Бедная девочка у себя плачет, а тебе хоть бы что… Невеста! Вот не посмотрю, что ты теперь у нас баронессой станешь, и розгой-то дурь выбью!
— Что-о? Я же еще и виновата? А эта… Эта!.. — Анна ткнула пальцем в Ксению.
— Хороша хозяйка, ничего не скажешь… Добрая жена выйдет для барона — как раз то, что ему надобно… И по сердцу, и по силам! Поди прочь, я сказал! Или вот, как Бог свят, высеку! — Викентий Дмитриевич уже не сдерживал себя. — А ты, племянница, ступай к сестре и матери… И чтоб никаких криков!
Сонцов развернулся и резко вышел из комнаты. Анна надулась:
— Все из-за тебя, кузина, — тихо зашептала она.
— Ну-у, зашипела, змея подколодная, не упустила случая Ксения.
— Дура деревенская! — сощурилась презрительно Анна.
— Дура городская! — не осталась в долгу Ксения.
— Шагу ступить не может, чтоб не опозориться!
— Расфуфырилась, разоделась, а проку никакого!
Вдали хлопнула дверь. Шаги Викентия Дмитриевича неумолимо известили о его приближении. Девицы бросились врассыпную, и, когда Сонцов вошел в гостиную, их и след уже простыл.
— Ах, Пашенька, что же это будет, а? Как же так? Ведь не думала, не гадала, дочку сюда везла, думала на радость… А выходит, что на погибель… — плакала Лукерья Антоновна.
— Да полно, Луша, полно… — Прасковья Антоновна сама не могла сдержать слез. — Все еще образуется… Ну, с кем не бывает… Поплачет, а потом все забудется и станет лучше прежнего… Ничего с нею страшного не случится. Доктор вот сказал, что организм молодой…
— Так и знала я, что все эти женитьбы до добра не доведут… Ты вспомни меня, сестрица, вспомни… Как весело начиналось все, как радовались за меня все, когда Егор Иванович меня посватал, и чем все обернулось… Как я после него едва жива осталась и дочери мои… Он ведь чуть жизни не лишил нас, ирод проклятущий!

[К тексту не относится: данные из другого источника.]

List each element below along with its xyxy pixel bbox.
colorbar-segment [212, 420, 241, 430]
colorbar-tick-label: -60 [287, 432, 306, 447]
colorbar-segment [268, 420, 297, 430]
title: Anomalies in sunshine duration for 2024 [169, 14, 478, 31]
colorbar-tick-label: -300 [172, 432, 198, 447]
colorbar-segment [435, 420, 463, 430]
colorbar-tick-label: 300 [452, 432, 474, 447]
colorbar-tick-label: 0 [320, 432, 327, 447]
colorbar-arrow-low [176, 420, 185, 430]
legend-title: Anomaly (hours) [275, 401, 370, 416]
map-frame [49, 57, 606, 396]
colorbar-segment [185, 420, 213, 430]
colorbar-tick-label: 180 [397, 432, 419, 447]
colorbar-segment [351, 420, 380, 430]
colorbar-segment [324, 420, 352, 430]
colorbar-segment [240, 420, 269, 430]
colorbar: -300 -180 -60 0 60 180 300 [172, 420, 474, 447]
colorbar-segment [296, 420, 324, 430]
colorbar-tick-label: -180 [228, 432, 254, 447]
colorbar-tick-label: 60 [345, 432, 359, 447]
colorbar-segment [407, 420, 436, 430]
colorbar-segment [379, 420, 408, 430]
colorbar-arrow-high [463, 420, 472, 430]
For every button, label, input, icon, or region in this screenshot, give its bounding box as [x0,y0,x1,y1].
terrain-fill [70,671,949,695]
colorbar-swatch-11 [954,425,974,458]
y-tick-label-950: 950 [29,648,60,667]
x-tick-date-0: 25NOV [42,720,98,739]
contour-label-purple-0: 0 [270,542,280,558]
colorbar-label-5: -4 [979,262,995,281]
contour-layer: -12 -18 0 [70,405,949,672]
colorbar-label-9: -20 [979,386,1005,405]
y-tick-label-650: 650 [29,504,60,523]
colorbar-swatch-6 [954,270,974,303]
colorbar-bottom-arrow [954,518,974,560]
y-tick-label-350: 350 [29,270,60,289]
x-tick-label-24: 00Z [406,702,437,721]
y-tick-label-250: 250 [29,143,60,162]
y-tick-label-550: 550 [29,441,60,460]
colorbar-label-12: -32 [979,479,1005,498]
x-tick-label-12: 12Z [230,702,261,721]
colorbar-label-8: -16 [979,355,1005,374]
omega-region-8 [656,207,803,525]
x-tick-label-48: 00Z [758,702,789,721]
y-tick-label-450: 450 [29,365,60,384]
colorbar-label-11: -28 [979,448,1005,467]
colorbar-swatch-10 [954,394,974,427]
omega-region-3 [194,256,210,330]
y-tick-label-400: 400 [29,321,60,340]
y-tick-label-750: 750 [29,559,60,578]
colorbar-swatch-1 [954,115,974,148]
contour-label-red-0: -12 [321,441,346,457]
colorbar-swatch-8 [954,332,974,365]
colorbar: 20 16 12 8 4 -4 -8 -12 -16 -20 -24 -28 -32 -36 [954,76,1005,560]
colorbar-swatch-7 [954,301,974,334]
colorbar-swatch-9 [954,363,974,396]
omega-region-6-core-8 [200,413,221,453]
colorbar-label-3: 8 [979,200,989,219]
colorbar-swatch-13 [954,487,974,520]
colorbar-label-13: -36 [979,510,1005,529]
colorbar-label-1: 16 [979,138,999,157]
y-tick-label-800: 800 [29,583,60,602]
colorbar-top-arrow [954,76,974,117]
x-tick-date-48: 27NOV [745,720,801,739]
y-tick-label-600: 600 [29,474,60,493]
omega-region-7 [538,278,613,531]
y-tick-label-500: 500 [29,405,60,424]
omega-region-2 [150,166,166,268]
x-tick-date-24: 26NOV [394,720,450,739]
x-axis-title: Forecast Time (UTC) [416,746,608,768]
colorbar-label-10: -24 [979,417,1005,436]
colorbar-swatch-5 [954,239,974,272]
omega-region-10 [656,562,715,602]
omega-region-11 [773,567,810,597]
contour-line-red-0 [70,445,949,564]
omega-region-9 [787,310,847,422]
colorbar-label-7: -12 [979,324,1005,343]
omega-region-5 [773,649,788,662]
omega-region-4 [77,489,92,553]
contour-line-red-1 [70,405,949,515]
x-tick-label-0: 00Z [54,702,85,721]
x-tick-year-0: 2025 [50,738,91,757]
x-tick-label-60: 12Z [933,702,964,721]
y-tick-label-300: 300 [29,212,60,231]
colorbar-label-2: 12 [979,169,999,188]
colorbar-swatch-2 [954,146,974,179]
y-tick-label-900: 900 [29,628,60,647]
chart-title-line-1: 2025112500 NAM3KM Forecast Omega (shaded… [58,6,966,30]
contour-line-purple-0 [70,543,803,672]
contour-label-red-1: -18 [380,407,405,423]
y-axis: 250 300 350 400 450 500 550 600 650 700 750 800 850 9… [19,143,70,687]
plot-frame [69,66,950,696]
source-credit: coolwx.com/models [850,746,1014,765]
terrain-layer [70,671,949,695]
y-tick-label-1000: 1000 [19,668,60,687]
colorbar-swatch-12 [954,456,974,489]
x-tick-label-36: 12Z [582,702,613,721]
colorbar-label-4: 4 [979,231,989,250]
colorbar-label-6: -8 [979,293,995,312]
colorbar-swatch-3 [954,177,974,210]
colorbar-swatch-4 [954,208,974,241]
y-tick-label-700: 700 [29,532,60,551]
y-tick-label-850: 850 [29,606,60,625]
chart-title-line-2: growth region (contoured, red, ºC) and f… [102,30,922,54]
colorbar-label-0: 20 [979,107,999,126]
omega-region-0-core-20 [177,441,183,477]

— Полно, сестрица… Не у всех так… Вот я, — шептала Прасковья Антоновна, — вполне довольна. И семья у нас дружная, ни дня размолвки с Викентием Дмитриевичем не было…
— Сашенька… Бедная Сашенька… Ведь не муж — жених! Так ухаживал, любил ведь… Неужто ж притворялся, а? — Такое предположение потрясло Лукерью Антоновну.
— Да не может быть… Это было бы уж чересчур! Родители, верно, и вправду воспретили ему жениться… А он их и послушал… Значит, не любил, коли так легко отступился…
— Не любил… А дочке-то моей каково? Ведь лежит, не встает… Вся бледная… Глаза открывать не хочет… Не ест, не пьет, — запричитала Лукерья Антоновна пуще прежнего. — Кому она нужна, любовь-то эта!
Сестры шептались в одном углу комнаты, а Саша лежала на кровати в другом. Со вчерашнего вечера, когда произошли с ней все эти горестные события, она так и не вставала. Она также не ела, и не пила. К Саше призвали доктора, но тот сказал, что физически она здорова, а от душевных терзаний лекарства у него нет. Посоветовал лишь положиться на время и ждать, не докучая девушке расспросами…
В комнату к сестре вошла Ксения. Она поздоровалась с матерью и теткой, которых в это утро еще не видела, и подошла к сестре. Присела рядом с ней и взяла ее руку в свою.
— Ксения, детка, — сказала ей мать. — Побудь сейчас с Сашенькой, а мы с тетушкой скоро вернемся…
— Конечно, маменька, — ответила Ксения.